Erwin Wurm, 2011
Salzburg Art Project 2011
GURKEN by Erwin Wurm
Sammlung Würth, Inv. 14933
Erwin Wurm (*1954) is the master of biting, off-beat humour. With his hallmark wit and irony, the artist retraces social and civilizational developments and, in so doing, interrogates the conventional concept of sculpture. The essential point of reference in Wurm’s oeuvre – as evidenced, for example, in his work “Gurken” (or cucumbers), which he is planning to install nearby the Furtwängler Park – is the human body, in all its multifaceted individuality.

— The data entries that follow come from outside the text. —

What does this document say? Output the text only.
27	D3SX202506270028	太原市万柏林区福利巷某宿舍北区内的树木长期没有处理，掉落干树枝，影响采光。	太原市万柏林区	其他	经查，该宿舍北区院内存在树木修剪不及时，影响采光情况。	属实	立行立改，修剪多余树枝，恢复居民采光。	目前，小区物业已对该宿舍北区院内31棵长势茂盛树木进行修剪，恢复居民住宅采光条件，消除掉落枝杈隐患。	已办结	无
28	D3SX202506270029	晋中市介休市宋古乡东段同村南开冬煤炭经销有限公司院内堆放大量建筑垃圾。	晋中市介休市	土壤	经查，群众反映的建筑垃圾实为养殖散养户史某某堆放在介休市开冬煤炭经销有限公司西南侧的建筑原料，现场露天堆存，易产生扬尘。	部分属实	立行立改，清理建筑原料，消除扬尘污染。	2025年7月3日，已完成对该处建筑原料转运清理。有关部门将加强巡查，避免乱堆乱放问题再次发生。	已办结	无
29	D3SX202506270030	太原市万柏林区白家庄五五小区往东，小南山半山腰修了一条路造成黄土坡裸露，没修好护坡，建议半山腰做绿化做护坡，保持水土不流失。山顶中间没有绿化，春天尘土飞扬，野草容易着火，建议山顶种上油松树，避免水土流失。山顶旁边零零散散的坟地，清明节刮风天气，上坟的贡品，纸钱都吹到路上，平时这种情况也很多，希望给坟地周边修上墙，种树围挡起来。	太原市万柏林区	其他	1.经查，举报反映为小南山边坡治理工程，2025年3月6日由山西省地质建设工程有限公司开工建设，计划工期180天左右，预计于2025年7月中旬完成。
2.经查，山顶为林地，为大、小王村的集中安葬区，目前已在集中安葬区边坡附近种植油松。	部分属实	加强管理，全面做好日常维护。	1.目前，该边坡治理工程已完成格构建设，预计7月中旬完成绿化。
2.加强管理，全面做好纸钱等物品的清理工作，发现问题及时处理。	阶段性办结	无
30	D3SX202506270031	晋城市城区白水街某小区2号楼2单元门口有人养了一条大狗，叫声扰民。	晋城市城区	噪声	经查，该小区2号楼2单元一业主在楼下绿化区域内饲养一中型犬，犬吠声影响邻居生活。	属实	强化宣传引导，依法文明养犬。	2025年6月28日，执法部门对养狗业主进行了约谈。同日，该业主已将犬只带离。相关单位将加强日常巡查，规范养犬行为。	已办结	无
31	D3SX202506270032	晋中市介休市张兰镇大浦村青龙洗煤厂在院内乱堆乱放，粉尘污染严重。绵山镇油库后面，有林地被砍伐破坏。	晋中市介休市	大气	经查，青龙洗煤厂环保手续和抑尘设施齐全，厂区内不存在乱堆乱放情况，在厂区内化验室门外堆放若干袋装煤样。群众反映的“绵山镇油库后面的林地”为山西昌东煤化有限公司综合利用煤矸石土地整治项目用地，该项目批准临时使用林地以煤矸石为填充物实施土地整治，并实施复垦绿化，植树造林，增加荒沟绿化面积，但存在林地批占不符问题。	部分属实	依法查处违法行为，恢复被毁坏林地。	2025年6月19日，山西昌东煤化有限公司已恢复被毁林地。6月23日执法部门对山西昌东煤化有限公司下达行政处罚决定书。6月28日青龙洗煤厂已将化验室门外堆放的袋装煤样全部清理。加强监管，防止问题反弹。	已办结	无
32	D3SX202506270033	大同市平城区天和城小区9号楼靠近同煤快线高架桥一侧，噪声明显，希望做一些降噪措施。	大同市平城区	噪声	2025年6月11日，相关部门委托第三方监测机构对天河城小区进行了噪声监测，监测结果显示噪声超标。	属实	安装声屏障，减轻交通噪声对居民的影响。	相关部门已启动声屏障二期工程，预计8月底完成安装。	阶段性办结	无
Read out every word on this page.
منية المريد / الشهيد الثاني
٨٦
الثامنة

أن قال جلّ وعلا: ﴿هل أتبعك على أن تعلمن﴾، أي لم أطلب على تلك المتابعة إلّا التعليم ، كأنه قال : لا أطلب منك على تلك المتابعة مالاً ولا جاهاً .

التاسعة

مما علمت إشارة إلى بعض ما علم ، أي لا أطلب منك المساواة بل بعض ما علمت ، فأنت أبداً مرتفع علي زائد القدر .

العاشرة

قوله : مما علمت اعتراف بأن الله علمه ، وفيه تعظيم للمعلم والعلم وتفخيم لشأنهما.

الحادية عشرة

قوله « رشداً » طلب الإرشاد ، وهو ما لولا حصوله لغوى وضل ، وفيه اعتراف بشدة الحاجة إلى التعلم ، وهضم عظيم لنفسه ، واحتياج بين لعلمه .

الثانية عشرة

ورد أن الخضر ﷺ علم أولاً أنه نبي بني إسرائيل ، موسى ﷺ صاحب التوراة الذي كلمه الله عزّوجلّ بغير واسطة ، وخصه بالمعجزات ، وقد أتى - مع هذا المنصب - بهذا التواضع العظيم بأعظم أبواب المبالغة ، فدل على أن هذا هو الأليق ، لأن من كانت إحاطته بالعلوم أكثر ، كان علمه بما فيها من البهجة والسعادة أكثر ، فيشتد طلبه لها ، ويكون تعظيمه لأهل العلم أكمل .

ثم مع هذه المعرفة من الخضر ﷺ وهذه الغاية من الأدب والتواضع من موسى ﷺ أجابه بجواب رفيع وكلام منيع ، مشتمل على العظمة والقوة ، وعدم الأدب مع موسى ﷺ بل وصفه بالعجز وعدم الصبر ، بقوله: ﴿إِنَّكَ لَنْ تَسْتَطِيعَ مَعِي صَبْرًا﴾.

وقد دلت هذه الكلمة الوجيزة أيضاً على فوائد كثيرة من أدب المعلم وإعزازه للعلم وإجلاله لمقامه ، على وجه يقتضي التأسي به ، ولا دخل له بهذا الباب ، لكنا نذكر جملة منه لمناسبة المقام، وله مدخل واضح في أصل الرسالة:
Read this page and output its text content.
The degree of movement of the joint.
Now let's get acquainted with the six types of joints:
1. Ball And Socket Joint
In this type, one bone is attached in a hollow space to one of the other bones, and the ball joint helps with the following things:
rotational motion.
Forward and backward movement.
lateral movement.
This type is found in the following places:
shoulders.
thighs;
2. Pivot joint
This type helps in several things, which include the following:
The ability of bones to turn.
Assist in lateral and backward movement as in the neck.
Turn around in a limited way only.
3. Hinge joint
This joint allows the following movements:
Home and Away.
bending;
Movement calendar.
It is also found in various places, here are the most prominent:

“The fascination of the diversity of forms, which by virtue of their uniqueness are inexhaustible, is compelling. Although individually different, each cucumber is still immediately identifiable as a cucumber and generically classifiable as such…analogous to man,” explains Erwin Wurm. The cucumber as a banal and ubiquitous object presents an ironic image. Yet by scaling it up to the size of a human body and creating the impression that it is growing out of the tarmac, Wurm confers upon it an individuality and elevates it to the status of an art work. Having recently presented a self-portrait of himself in Salzburg’s Museum of Modern Art as a “pickled cucumber”, the artist leaves his work open to interpretation, hovering as it does between critical irony and playful teasing: for ultimately, don’t we all feel in a bit of a pickle sometimes?